FRENCH CREEK — Thomas Gilkinson of Maleski’s Dairy Farm in French Creek had to close operations in May, forcing him to make life and work changes after running his farm for years.

So far those changes have been positive.

In May, The Post-Journal reported on the impending Meadow Brook Dairy plant closure and the subsequent letters of termination from Dean Foods that were released to dairy farms in the region, including Maleski’s. Since the closing Erie, Pa., plant no longer needed his cows’ milk, Maleski’s was out of options. While Gilkinson had to alter his way of life after selling his cattle, he says he’s actually doing just fine.

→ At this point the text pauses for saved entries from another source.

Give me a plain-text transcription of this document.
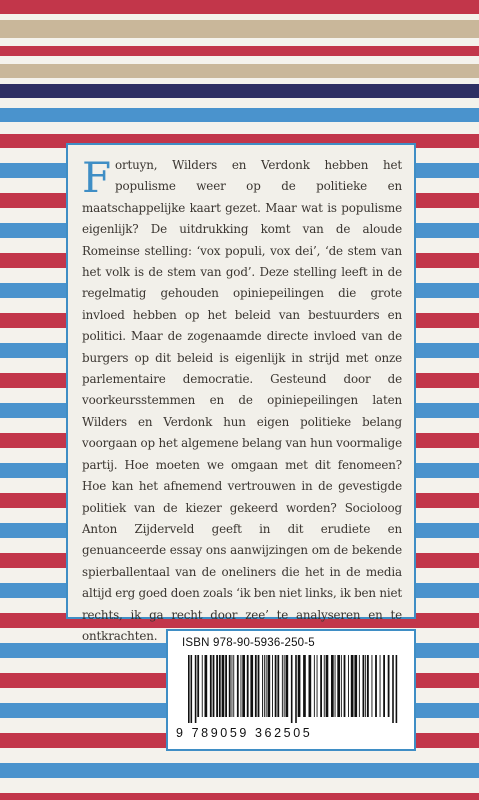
Fortuyn, Wilders en Verdonk hebben het populisme weer op de politieke en maatschappelijke kaart gezet. Maar wat is populisme eigenlijk? De uitdrukking komt van de aloude Romeinse stelling: ‘vox populi, vox dei’, ‘de stem van het volk is de stem van god’. Deze stelling leeft in de regelmatig gehouden opiniepeilingen die grote invloed hebben op het beleid van bestuurders en politici. Maar de zogenaamde directe invloed van de burgers op dit beleid is eigenlijk in strijd met onze parlementaire democratie. Gesteund door de voorkeursstemmen en de opiniepeilingen laten Wilders en Verdonk hun eigen politieke belang voorgaan op het algemene belang van hun voormalige partij. Hoe moeten we omgaan met dit fenomeen? Hoe kan het afnemend vertrouwen in de gevestigde politiek van de kiezer gekeerd worden? Socioloog Anton Zijderveld geeft in dit erudiete en genuanceerde essay ons aanwijzingen om de bekende spierballentaal van de oneliners die het in de media altijd erg goed doen zoals ‘ik ben niet links, ik ben niet rechts, ik ga recht door zee’ te analyseren en te ontkrachten.

ISBN 978-90-5936-250-5
9 789059 362505
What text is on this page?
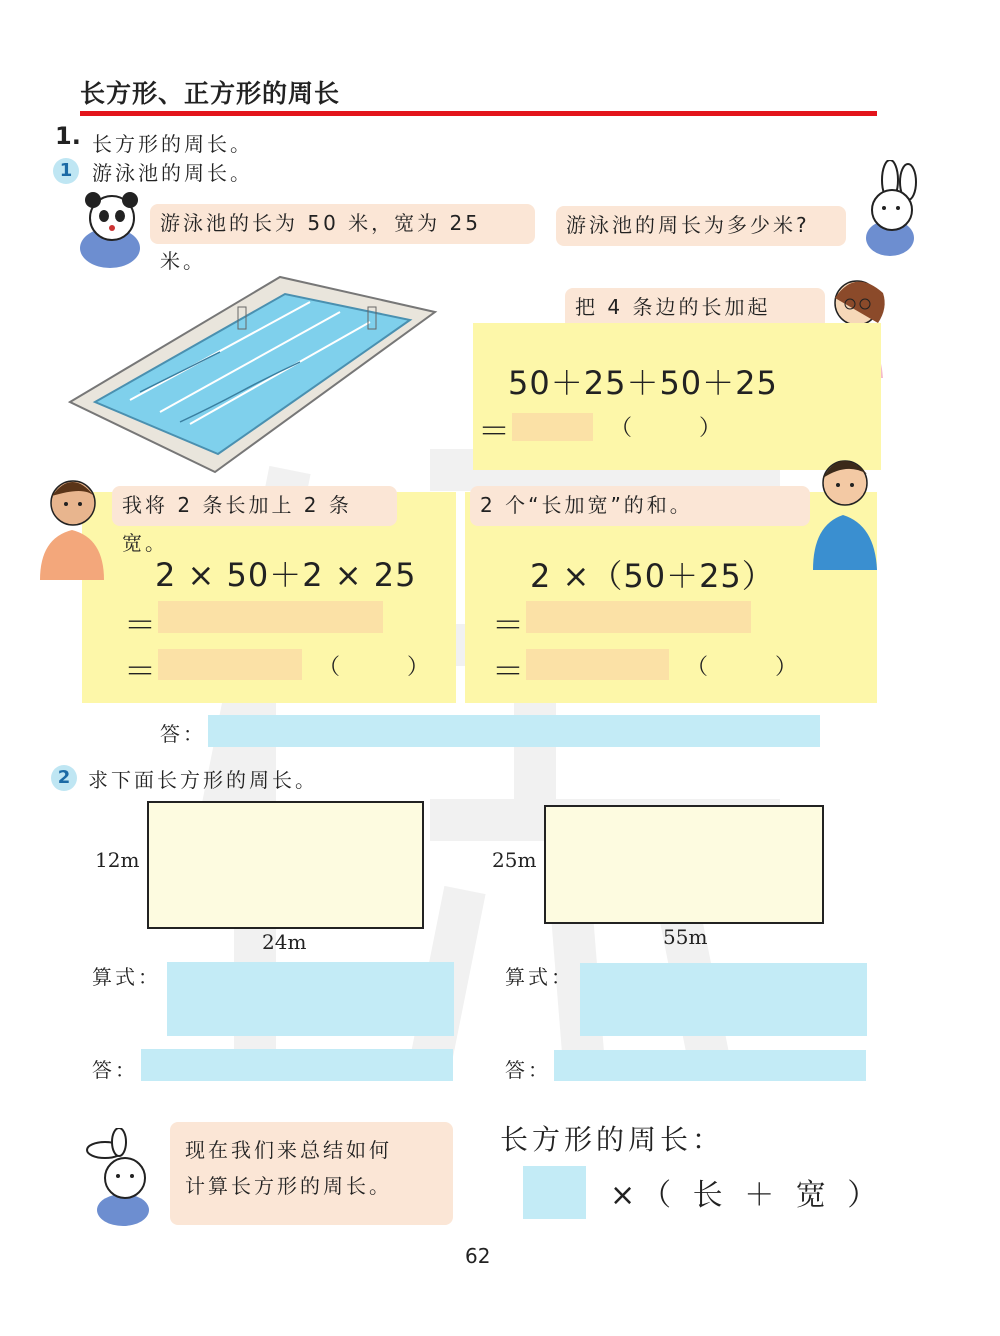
长方形、正方形的周长
1. 长方形的周长。
1 游泳池的周长。
游泳池的长为 50 米，宽为 25 米。
游泳池的周长为多少米?
把 4 条边的长加起
50＋25＋50＋25
＝	（ ）
我将 2 条长加上 2 条宽。
2 × 50＋2 × 25
＝
＝	（ ）
2 个“长加宽”的和。
2 ×（50＋25）
＝
＝	（ ）
答：
2 求下面长方形的周长。
12m
24m
25m
55m
算式：	算式：
答：	答：
现在我们来总结如何
计算长方形的周长。
长方形的周长：
×（ 长 ＋ 宽 ）
62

“I still miss it,” Gilkinson said of running his own farm. “I do miss doing my own stuff.”

That doesn’t mean he hasn’t moved on, however. He now works hauling feed and taking care of animals at Neckers Farm for Carl Neckers in Clymer. No longer his own boss, Gilkinson said he enjoys not having to worry about the pressures of running operations and potentially having to replace broken down machinery and paying for those types of expenditures. Paying his normal bills and taxes is enough.

Gilkinson, pictured pointing at his herd of cows in May, said he misses running his own farm. “I do miss doing my own stuff,” he said.

Gilkinson said he sleeps better at night no longer having to deal with the modern pressures of dairy farming, namely the low milk prices that have put many farms on edge this year. Even with the announcement of farmland protection opportunities from Gov. Andrew Cuomo to try to attain financial sustainability for some dairy farms and continue grant support, some dairy farms in the state have had to close shop.

When Gilkinson tied up loose ends for Maleski’s, he successfully sold his cattle in late May. He also began selling his farming equipment, which ended up providing dismal results.

Nevertheless, he has been able to sustain himself financially with his new job and Neckers renting out his land primarily to keep younger animals before they are of age to breed.

As Dean Foods and other dairy companies continue to terminate contracts with farms in the U.S., Gilkinson understands why many farmers have had enough. He said adjusting to the low milk prices isn’t easy, resulting in high-stress situations and piling bills, and Gilkinson knows long-time farmers in the area who are getting out of the business on their own terms before the market gets potentially worse.

“My heart beats and goes out to those people,” Gilkinson said.

It’s part of the reason why Gilkinson counts himself in better shape than some, even after having to sell his farm’s assets. He has less headaches, stress and worry, and his doctor even reported he’s become physically healthier as a result.

While many farmers and stores that provide equipment for them are experiencing the adverse effects of low milk prices, Gilkinson keeps tabs on his fellow farmers and wonders what will happen next. Cuomo’s recently announced farmland protection opportunities may have even helped Gilkinson, and the increased state aid may just help active dairy farms adjust to the challenges of the time.